Did you know the Democratic Party used to run GOP-lite corporate candidates against Bernie?
Did you know the Democratic Party used to run GOP-lite corporate candidates against Bernie?

Blue America has been helping progressive candidates raise money since 2006. So far this is the least productive cycle we’ve ever had— even though the need is the most apparent and dire. It's frustrating but the fact of the matter is that too many progressive campaigns die quietly before they ever get off the ground— not because the ideas were weak, but because the support came too late. While big corporate PACs and D.C. insiders write six-figure checks without blinking, grassroots candidates rely on something potentially more powerful— and more precarious: you and me.


The truth that not enough people understand or think about is that every dollar you contribute now is worth many times more than a dollar sent a week before Election Day, which is, alas, when most of the contributions come in!


Think of it like this: early money isn’t just money— it’s oxygen. It’s what allows insurgent candidates— and our candidates are virtually always insurgent candidates— to open a field office, hire a single staffer, run digital ads to introduce themselves and be taken seriously by the press, the party and potential allies. It’s what lets a progressive take a shot at flipping a red district— or, more likely, taking on a corrupt corporate Democrat in a primary. Let’s not kid ourselves about how we got here. The DCCC and DSCC— drunk on consultant cash, Beltway groupthink and their own revolving door careers— have spent cycle after cycle propping up GOP-lite candidates who stand for nothing and inspire no one. Their whole strategy hinges on fear and the lesser-of-two-evils pitch, and that’s not how you build durable majorities. It’s how you demoralize the base and hand power back to the very extremists we’re supposed to be fighting. If we want to win— and govern— with vision and guts, we need to stop waiting for their permission. Early grassroots donations let us back real progressives before the party machine crushes them in the primaries. We can’t wait until the last minute and hope someone brave made it through. We have to make sure they do.

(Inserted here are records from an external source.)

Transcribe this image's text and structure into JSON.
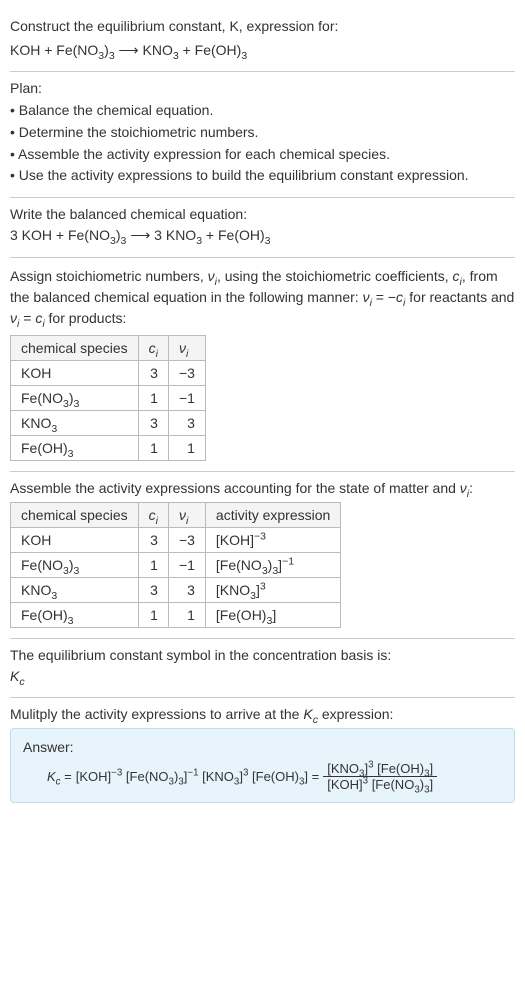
{
  "header": {
    "prompt": "Construct the equilibrium constant, K, expression for:",
    "equation_html": "KOH + Fe(NO<sub>3</sub>)<sub>3</sub> ⟶ KNO<sub>3</sub> + Fe(OH)<sub>3</sub>"
  },
  "plan": {
    "title": "Plan:",
    "items": [
      "• Balance the chemical equation.",
      "• Determine the stoichiometric numbers.",
      "• Assemble the activity expression for each chemical species.",
      "• Use the activity expressions to build the equilibrium constant expression."
    ]
  },
  "balanced": {
    "intro": "Write the balanced chemical equation:",
    "equation_html": "3 KOH + Fe(NO<sub>3</sub>)<sub>3</sub> ⟶ 3 KNO<sub>3</sub> + Fe(OH)<sub>3</sub>"
  },
  "assign": {
    "intro_html": "Assign stoichiometric numbers, <span class='ital'>ν<sub>i</sub></span>, using the stoichiometric coefficients, <span class='ital'>c<sub>i</sub></span>, from the balanced chemical equation in the following manner: <span class='ital'>ν<sub>i</sub></span> = −<span class='ital'>c<sub>i</sub></span> for reactants and <span class='ital'>ν<sub>i</sub></span> = <span class='ital'>c<sub>i</sub></span> for products:",
    "headers": {
      "species": "chemical species",
      "ci_html": "<span class='ital'>c<sub>i</sub></span>",
      "vi_html": "<span class='ital'>ν<sub>i</sub></span>"
    },
    "rows": [
      {
        "species_html": "KOH",
        "ci": "3",
        "vi": "−3"
      },
      {
        "species_html": "Fe(NO<sub>3</sub>)<sub>3</sub>",
        "ci": "1",
        "vi": "−1"
      },
      {
        "species_html": "KNO<sub>3</sub>",
        "ci": "3",
        "vi": "3"
      },
      {
        "species_html": "Fe(OH)<sub>3</sub>",
        "ci": "1",
        "vi": "1"
      }
    ]
  },
  "activity": {
    "intro_html": "Assemble the activity expressions accounting for the state of matter and <span class='ital'>ν<sub>i</sub></span>:",
    "headers": {
      "species": "chemical species",
      "ci_html": "<span class='ital'>c<sub>i</sub></span>",
      "vi_html": "<span class='ital'>ν<sub>i</sub></span>",
      "expr": "activity expression"
    },
    "rows": [
      {
        "species_html": "KOH",
        "ci": "3",
        "vi": "−3",
        "expr_html": "[KOH]<sup>−3</sup>"
      },
      {
        "species_html": "Fe(NO<sub>3</sub>)<sub>3</sub>",
        "ci": "1",
        "vi": "−1",
        "expr_html": "[Fe(NO<sub>3</sub>)<sub>3</sub>]<sup>−1</sup>"
      },
      {
        "species_html": "KNO<sub>3</sub>",
        "ci": "3",
        "vi": "3",
        "expr_html": "[KNO<sub>3</sub>]<sup>3</sup>"
      },
      {
        "species_html": "Fe(OH)<sub>3</sub>",
        "ci": "1",
        "vi": "1",
        "expr_html": "[Fe(OH)<sub>3</sub>]"
      }
    ]
  },
  "kc_symbol": {
    "intro": "The equilibrium constant symbol in the concentration basis is:",
    "symbol_html": "<span class='ital'>K<sub>c</sub></span>"
  },
  "multiply": {
    "intro_html": "Mulitply the activity expressions to arrive at the <span class='ital'>K<sub>c</sub></span> expression:"
  },
  "answer": {
    "label": "Answer:",
    "lhs_html": "<span class='ital'>K<sub>c</sub></span> =",
    "flat_html": "[KOH]<sup>−3</sup> [Fe(NO<sub>3</sub>)<sub>3</sub>]<sup>−1</sup> [KNO<sub>3</sub>]<sup>3</sup> [Fe(OH)<sub>3</sub>] =",
    "frac_num_html": "[KNO<sub>3</sub>]<sup>3</sup> [Fe(OH)<sub>3</sub>]",
    "frac_den_html": "[KOH]<sup>3</sup> [Fe(NO<sub>3</sub>)<sub>3</sub>]"
  },
  "chart_data": {
    "type": "table",
    "tables": [
      {
        "title": "Stoichiometric numbers",
        "columns": [
          "chemical species",
          "c_i",
          "ν_i"
        ],
        "rows": [
          [
            "KOH",
            3,
            -3
          ],
          [
            "Fe(NO3)3",
            1,
            -1
          ],
          [
            "KNO3",
            3,
            3
          ],
          [
            "Fe(OH)3",
            1,
            1
          ]
        ]
      },
      {
        "title": "Activity expressions",
        "columns": [
          "chemical species",
          "c_i",
          "ν_i",
          "activity expression"
        ],
        "rows": [
          [
            "KOH",
            3,
            -3,
            "[KOH]^-3"
          ],
          [
            "Fe(NO3)3",
            1,
            -1,
            "[Fe(NO3)3]^-1"
          ],
          [
            "KNO3",
            3,
            3,
            "[KNO3]^3"
          ],
          [
            "Fe(OH)3",
            1,
            1,
            "[Fe(OH)3]"
          ]
        ]
      }
    ]
  }
}
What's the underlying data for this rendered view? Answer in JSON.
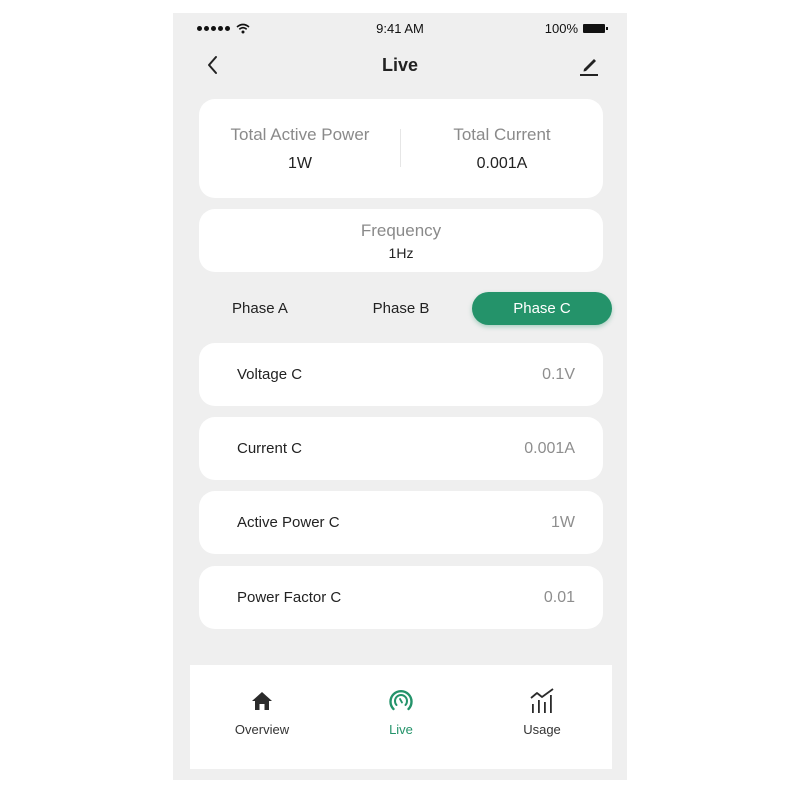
{
  "status_bar": {
    "time": "9:41 AM",
    "battery": "100%",
    "signal_icon": "signal-dots-icon",
    "wifi_icon": "wifi-icon",
    "battery_icon": "battery-icon"
  },
  "header": {
    "title": "Live",
    "back_icon": "chevron-left-icon",
    "edit_icon": "pencil-icon"
  },
  "totals": {
    "active_power_label": "Total Active Power",
    "active_power_value": "1W",
    "current_label": "Total Current",
    "current_value": "0.001A"
  },
  "frequency": {
    "label": "Frequency",
    "value": "1Hz"
  },
  "phase_tabs": [
    {
      "label": "Phase A",
      "active": false
    },
    {
      "label": "Phase B",
      "active": false
    },
    {
      "label": "Phase C",
      "active": true
    }
  ],
  "measurements": [
    {
      "label": "Voltage C",
      "value": "0.1V"
    },
    {
      "label": "Current C",
      "value": "0.001A"
    },
    {
      "label": "Active Power C",
      "value": "1W"
    },
    {
      "label": "Power Factor C",
      "value": "0.01"
    }
  ],
  "bottom_nav": [
    {
      "label": "Overview",
      "icon": "home-icon",
      "active": false
    },
    {
      "label": "Live",
      "icon": "gauge-icon",
      "active": true
    },
    {
      "label": "Usage",
      "icon": "chart-icon",
      "active": false
    }
  ],
  "colors": {
    "accent": "#24936a",
    "background": "#efefef",
    "card": "#ffffff"
  }
}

And if we wait too long, that shot vanishes. Research backs this up. Back in 1993, Robert Biersack from the Federal Election Commission, with professors Paul Herrnson and Clyde Wilcox found that “early money is more valuable than money raised late in the campaign, because it increases the success of later fund raising. We find that early fund raising by House challengers does stimulate later receipts, especially for those who lack experience in elected office. For these candidates, early money from any source improves later fund raising from all sources.” Early individual donations are the best predictor of whether candidates get institutional support later on. You’re literally helping prove a candidate’s viability before anyone else even picks up the phone. 


I found a working paper from the National Bureau of Economic Research showing that small donors aren’t giving randomly— they’re giving to shape outcomes. It's what Blue America has always been all about. Early giving does more than fund— it builds the narrative of a winning campaign. “The role of campaign contributions in elections is a central issue in democracies. Yet both popular and academic discussions have mostly concentrated on large donors, despite the fact that small donors account for a large fraction of total contributions. In the 2012 U.S. presidential campaign for instance, the Federal Election Commission reported that out of a total campaign spending of about $1.3 billion for the main candidates, small contributions (less than $200 each) added up to $621 million, and those between $200 and $1,000 to another $243 million. The numbers tilted even further towards small contributions in the 2016 presidential race: Bernie Sanders, for example, raised 202 million dollars from small contributions, out of a total campaign budget of 223 million, while Hillary Clinton and Donald Trump also each received more than 2 million from small donors.”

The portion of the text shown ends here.